Originally posted by JS357
Can a found object be physically incorporated into a work that is created with an aesthetic intent in mind and is therefore art? Supposing you will say yes, because wood can be carved, etc., then your shopping list could be used that way. The question then becomes whether there is, in addition to the intention, any minimum amount of work needed above merely pointing to it as art. Taping it to the refrigerator? 😉
That is a very good question, and I would have to admit that there is a certain grey area between "art" and "not art".
This is even more important in applied art: is a chair art? If it was made purely for sitting on, with no view for its looks, of course not. If it was made purely for looking at, with no care for whether it's any good as furniture (Mondriaan!), it's art.

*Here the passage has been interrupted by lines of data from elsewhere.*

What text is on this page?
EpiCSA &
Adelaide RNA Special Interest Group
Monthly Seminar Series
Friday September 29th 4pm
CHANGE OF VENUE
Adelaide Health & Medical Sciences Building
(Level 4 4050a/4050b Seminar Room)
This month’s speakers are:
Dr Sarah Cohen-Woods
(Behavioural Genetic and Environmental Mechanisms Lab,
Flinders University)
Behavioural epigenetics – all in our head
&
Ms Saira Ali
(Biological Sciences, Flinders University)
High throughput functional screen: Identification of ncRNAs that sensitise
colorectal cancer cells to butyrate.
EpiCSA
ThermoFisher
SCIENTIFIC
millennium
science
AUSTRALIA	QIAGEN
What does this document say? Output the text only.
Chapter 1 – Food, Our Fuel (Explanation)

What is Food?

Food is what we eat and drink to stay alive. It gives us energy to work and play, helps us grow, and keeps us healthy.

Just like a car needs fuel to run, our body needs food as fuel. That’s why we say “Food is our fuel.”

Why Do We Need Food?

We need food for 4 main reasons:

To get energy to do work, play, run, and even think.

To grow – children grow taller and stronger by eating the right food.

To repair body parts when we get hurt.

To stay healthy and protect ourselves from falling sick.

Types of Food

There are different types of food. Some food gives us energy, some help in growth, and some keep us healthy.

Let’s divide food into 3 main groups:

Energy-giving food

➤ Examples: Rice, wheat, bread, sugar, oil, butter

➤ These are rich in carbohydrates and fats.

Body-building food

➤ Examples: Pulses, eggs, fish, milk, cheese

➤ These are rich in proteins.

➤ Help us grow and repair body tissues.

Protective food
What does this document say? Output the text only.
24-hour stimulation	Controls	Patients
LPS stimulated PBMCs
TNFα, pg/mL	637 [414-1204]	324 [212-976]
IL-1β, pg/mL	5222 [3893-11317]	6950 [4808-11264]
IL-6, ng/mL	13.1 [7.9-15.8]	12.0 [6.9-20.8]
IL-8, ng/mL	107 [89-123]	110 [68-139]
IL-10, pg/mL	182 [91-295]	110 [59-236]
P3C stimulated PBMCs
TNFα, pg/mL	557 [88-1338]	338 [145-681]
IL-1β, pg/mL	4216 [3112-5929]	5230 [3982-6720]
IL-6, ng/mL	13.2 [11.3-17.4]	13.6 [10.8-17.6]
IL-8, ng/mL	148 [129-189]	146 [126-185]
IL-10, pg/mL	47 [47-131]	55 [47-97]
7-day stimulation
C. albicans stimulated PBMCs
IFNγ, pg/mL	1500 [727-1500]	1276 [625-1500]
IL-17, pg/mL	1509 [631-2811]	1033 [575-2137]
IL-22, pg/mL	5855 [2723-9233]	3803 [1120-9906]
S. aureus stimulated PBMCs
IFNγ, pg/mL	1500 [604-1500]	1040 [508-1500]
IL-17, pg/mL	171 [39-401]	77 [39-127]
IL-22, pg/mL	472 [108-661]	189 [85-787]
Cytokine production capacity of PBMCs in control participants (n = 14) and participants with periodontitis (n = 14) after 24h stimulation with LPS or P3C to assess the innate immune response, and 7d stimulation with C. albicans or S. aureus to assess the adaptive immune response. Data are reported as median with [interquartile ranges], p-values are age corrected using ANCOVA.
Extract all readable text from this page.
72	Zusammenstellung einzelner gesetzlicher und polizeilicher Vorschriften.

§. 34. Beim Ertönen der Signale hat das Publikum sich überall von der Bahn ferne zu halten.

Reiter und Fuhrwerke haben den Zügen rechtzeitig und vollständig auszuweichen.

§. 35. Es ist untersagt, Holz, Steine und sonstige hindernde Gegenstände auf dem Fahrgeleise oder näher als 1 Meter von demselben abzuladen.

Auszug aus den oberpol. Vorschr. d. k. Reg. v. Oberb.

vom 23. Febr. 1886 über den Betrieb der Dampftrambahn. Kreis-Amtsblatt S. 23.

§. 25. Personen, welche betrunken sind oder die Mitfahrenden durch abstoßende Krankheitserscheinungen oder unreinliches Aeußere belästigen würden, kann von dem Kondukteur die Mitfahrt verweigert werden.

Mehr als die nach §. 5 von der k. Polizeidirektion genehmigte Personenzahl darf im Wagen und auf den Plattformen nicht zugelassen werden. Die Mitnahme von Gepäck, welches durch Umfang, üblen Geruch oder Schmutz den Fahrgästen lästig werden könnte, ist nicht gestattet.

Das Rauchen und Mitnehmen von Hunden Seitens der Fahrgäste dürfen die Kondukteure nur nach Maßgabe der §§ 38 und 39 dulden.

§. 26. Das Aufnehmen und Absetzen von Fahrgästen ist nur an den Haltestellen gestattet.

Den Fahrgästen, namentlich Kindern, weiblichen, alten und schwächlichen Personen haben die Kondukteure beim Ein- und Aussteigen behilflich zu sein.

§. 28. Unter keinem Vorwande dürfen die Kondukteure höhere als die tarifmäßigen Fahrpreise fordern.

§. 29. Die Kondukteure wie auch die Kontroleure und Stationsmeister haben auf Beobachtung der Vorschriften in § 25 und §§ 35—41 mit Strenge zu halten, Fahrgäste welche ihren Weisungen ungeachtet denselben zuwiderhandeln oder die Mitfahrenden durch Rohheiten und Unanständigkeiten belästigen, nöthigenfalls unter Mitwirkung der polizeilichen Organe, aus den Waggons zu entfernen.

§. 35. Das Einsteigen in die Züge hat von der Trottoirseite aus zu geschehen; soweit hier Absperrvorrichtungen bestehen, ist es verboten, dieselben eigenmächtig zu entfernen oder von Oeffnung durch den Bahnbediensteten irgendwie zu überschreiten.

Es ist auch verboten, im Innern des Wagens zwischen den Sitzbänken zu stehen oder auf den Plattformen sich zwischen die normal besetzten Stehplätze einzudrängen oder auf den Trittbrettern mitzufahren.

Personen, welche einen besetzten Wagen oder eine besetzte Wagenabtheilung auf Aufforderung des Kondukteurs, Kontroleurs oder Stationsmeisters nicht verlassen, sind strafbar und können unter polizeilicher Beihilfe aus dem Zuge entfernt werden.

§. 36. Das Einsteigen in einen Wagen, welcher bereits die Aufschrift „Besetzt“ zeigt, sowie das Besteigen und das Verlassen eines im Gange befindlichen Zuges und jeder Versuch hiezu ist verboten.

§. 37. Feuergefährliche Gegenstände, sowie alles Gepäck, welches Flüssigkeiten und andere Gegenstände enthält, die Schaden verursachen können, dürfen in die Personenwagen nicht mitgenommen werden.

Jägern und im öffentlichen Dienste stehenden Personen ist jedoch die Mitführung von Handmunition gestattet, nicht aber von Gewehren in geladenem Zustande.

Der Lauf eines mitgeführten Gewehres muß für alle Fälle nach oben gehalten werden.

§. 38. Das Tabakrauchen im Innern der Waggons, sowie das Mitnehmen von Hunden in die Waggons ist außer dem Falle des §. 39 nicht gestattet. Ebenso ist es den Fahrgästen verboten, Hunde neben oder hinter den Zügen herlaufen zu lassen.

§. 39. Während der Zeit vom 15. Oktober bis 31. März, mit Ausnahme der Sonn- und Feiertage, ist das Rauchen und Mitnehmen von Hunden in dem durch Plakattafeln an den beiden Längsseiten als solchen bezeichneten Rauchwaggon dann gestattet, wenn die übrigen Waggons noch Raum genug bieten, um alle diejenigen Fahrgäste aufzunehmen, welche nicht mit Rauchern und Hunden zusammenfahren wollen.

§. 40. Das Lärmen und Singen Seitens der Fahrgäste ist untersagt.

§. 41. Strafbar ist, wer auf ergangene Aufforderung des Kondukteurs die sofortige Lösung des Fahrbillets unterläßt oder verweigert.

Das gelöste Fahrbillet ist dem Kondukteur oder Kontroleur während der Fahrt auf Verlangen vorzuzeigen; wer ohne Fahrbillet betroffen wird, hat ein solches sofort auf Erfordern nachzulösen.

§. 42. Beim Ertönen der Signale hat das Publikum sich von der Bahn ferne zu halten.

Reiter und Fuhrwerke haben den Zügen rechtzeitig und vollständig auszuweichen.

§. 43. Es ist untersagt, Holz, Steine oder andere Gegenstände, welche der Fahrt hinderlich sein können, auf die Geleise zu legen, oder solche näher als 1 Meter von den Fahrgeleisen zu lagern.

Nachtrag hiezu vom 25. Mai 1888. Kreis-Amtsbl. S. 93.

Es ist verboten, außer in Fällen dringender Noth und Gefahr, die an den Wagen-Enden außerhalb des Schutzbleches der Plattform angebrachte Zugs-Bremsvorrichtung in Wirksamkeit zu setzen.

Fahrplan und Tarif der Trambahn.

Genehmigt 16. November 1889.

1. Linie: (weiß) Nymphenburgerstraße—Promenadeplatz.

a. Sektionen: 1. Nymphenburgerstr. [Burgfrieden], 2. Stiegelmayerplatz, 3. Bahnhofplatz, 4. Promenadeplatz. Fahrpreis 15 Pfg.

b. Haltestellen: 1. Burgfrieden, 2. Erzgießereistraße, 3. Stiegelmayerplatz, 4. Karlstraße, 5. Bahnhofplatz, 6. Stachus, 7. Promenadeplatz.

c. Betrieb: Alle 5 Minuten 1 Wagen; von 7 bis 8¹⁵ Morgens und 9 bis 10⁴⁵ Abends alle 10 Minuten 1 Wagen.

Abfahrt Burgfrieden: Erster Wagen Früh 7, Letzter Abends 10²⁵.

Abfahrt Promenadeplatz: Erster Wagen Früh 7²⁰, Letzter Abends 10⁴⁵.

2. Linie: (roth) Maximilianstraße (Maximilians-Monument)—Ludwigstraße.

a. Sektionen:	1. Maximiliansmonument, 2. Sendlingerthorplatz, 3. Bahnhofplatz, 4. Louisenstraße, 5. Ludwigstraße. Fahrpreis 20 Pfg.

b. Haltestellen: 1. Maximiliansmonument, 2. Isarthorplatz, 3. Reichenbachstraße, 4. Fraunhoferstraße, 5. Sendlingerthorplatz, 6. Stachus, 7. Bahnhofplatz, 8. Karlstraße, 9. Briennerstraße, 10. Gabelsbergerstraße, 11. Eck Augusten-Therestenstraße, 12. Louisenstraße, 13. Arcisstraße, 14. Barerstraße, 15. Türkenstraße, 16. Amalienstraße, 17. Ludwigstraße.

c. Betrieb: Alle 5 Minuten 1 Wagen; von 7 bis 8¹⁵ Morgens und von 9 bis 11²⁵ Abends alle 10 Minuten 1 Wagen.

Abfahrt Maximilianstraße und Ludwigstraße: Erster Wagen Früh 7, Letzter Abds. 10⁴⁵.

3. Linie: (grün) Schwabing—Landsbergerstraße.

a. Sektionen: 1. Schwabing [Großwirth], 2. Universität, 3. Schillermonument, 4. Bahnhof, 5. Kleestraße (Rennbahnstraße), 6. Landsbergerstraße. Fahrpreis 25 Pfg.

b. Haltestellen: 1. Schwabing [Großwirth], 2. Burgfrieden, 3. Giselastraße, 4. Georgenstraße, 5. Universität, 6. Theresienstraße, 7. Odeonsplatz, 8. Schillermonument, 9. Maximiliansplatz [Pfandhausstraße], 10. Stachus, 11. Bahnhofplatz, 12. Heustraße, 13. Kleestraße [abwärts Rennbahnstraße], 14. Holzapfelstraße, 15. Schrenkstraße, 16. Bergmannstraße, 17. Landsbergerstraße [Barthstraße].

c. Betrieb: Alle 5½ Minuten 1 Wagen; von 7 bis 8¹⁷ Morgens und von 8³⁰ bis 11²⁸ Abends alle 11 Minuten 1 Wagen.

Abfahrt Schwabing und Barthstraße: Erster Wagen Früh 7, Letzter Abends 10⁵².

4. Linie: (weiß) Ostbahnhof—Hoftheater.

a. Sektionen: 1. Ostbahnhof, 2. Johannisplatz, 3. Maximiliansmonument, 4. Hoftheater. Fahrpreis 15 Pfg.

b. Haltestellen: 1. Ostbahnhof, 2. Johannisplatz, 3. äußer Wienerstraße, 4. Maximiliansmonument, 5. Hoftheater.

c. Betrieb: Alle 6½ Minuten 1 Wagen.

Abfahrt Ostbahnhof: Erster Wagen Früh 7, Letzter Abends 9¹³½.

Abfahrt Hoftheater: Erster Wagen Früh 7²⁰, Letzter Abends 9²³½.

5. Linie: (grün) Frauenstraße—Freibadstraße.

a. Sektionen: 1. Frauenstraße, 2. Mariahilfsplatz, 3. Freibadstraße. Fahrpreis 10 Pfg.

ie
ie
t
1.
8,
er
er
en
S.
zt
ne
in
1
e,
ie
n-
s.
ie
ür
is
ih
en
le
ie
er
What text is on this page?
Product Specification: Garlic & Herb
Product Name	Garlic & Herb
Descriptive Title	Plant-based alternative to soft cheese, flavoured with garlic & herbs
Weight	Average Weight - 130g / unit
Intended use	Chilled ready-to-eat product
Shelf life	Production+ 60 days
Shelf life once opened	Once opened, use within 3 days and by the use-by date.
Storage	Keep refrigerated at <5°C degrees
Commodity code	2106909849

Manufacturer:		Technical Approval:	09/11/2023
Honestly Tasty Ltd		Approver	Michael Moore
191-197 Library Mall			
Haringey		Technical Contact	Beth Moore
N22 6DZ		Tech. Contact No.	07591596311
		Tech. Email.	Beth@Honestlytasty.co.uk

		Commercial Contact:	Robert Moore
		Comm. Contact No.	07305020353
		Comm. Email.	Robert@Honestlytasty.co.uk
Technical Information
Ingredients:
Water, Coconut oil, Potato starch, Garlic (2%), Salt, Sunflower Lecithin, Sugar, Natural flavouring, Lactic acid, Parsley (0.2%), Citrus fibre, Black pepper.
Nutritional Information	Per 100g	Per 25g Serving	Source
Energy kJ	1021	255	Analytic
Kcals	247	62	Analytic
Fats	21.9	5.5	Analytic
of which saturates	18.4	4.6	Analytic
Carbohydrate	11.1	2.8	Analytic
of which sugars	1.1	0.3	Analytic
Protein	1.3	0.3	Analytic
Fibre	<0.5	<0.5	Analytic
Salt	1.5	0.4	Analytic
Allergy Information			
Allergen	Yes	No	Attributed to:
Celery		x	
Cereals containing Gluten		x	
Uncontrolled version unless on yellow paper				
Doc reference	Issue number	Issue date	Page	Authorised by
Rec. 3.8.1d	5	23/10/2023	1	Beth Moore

It may, then, not even
be furniture - it may be called "chair" without, in proper fact, being one: a chair unsuitable for sitting on is a sculpture
of furniture, much as Magritte's famous painting is not a pipe but a painting of a pipe. (And a Hepplewhite is both good art, because it was made to be beautiful, and good furniture, because it was made to be comfortable to sit in.)
As for my shopping list, no. I think there needs to be both aesthetic intent and actual creative contents from the artist before something is art. Otherwise, my book would be art - my book that I have not written (perhaps not yet). Taping something on a fridge is not creative input. It does not create anything new, nothing distinguishable from if I'd done it myself.
Folding an origami puppet of me from my shopping list would make it art; but in that case, I would say that it's the origami which is art, not the shopping list. The shopping list would be material. It would no more be art than the eggs which went into Rafael's tempera.
But yes, there is a grey area. Suppose I calligraphed my shopping list? Suppose someone arranged it
just so on the pavement, and then made a carefully cropped photograph of it?